Reconsideration or Appeal- A formal written request by an appropriate appealing party or an appointed representative to resolve a disputed statement of fact.
- Referral
- The process by which a primary care manager (PCM) refers a TRICARE Prime beneficiary to another professional or ancillary provider for specialized medical services, prior to those services being rendered.
- Region
- A geographic area determined by the Federal Government for civilian contracting of medical care and other services for TRICARE-eligible beneficiaries.
- Regional Contractor
- Civilian partners who provide health care services in the TRICARE regions (TriWest Healthcare Alliance, Health Net Federal Services, Inc., Humana Military Healthcare Services, Inc.).
- Remittance Advice
- A statement sent to providers showing that claims were processed and the amount for which the beneficiary is responsible. If denied, an explanation of denial is provided.
- Reserve Component (RC)
- The RC includes the Army National Guard, the Army Reserve, the Naval Reserve, the Marine Corps Reserve, the Air National Guard, the Air Force Reserve, and the U.S. Coast Guard Reserve.
- Retrospective Review
- A review of a beneficiary’s medical record that occurs after the services have been rendered.
Second-level Review- Cases that do not meet the prospective review screening criteria are referred for physician review at the second level.
- Split Enrollment
- Refers to multiple family members enrolled in TRICARE Prime in different TRICARE regions.
- Sponsor
- The active duty service member (ADSM) or retiree through whom family members are eligible for TRICARE.
- Supplemental Insurance
- Health benefit plans that are specifically designed to supplement TRICARE Standard benefits. Unlike other health insurance (OHI) plans, TRICARE supplemental plans are always secondary payers on TRICARE claims. These plans are frequently available from military associations and other private organizations and firms.

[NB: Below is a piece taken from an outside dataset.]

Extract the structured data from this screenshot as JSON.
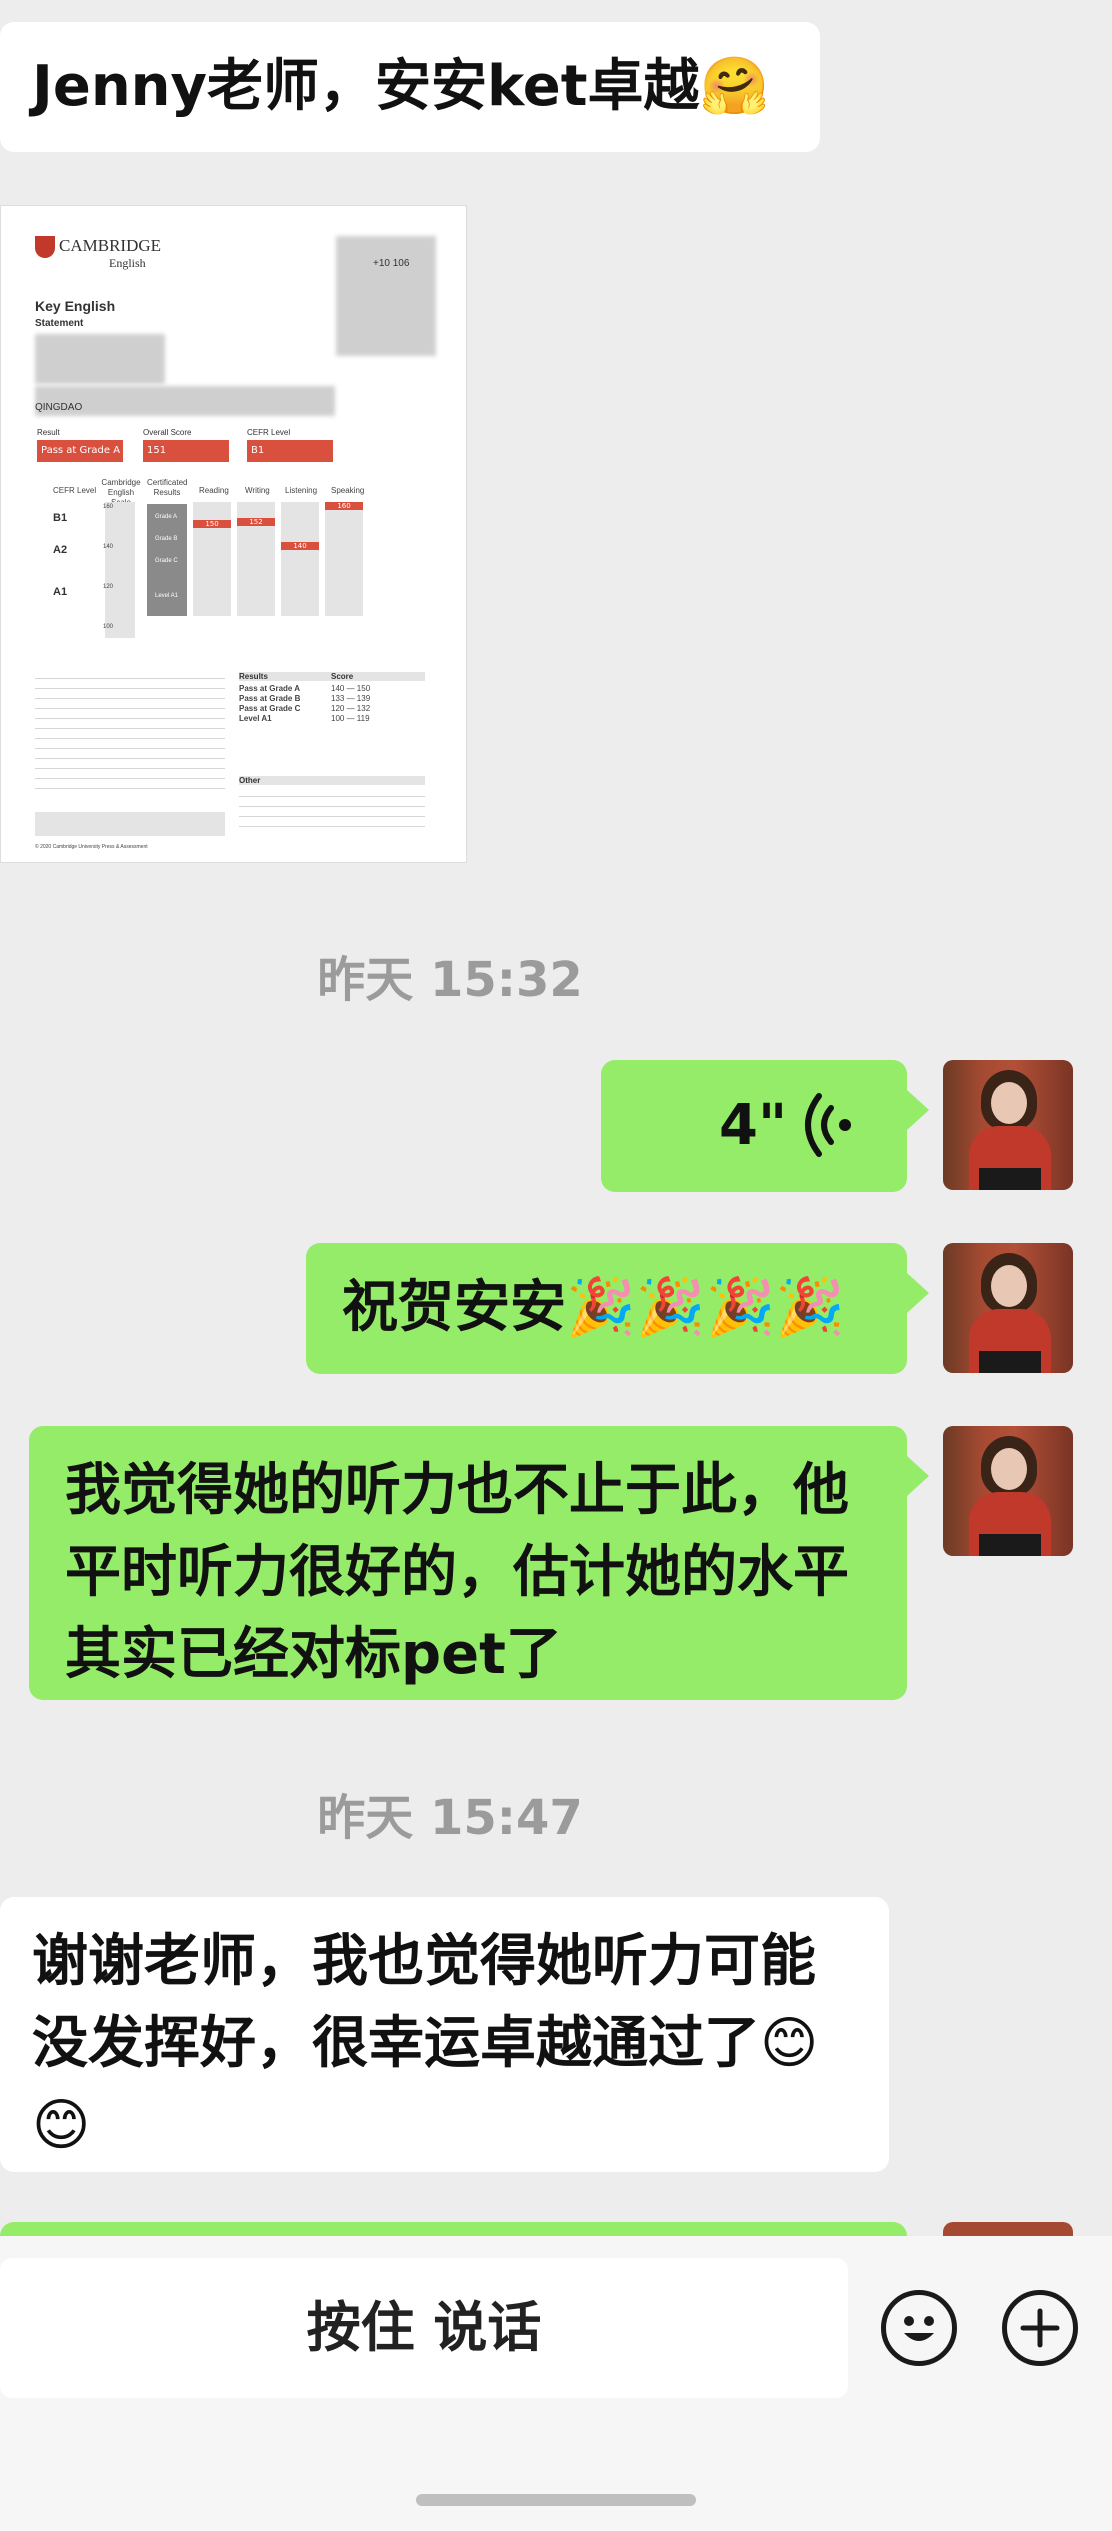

Tax Identification Number- A tax identification number is a number assigned by the State in which a business or entity is operated that identifies it for filing and paying taxes related to the business or entity.
- Treatment Plan
- A treatment plan is a multidisciplinary care plan for each beneficiary in active case management. It includes specific services to be delivered, the frequency of services, expected duration, community resources, military resources, all funding options, treatment goals, and assessment of the beneficiary environment. The plan is updated monthly and modified when appropriate. These plans are developed in collaboration with the attending physician and beneficiary or guardian.
- TRICARE Prime Service Area
- The geographic area where TRICARE Prime benefits are offered. This includes all catchment areas, Base Realignment and Closure (BRAC) sites, a forty-mile radius around all MTFs, and all additional areas proposed by the regional contractor.
- TRICARE Service Centers (TSC)
- A customer service presence located in or close by an MTF to assist all Military Health System beneficiaries, including traveling beneficiaries.
- TriWest Hubs
- Located throughout the TRICARE West Region and staffed with clinical personnel that work with providers by reviewing and responding to all referral or authorization requests.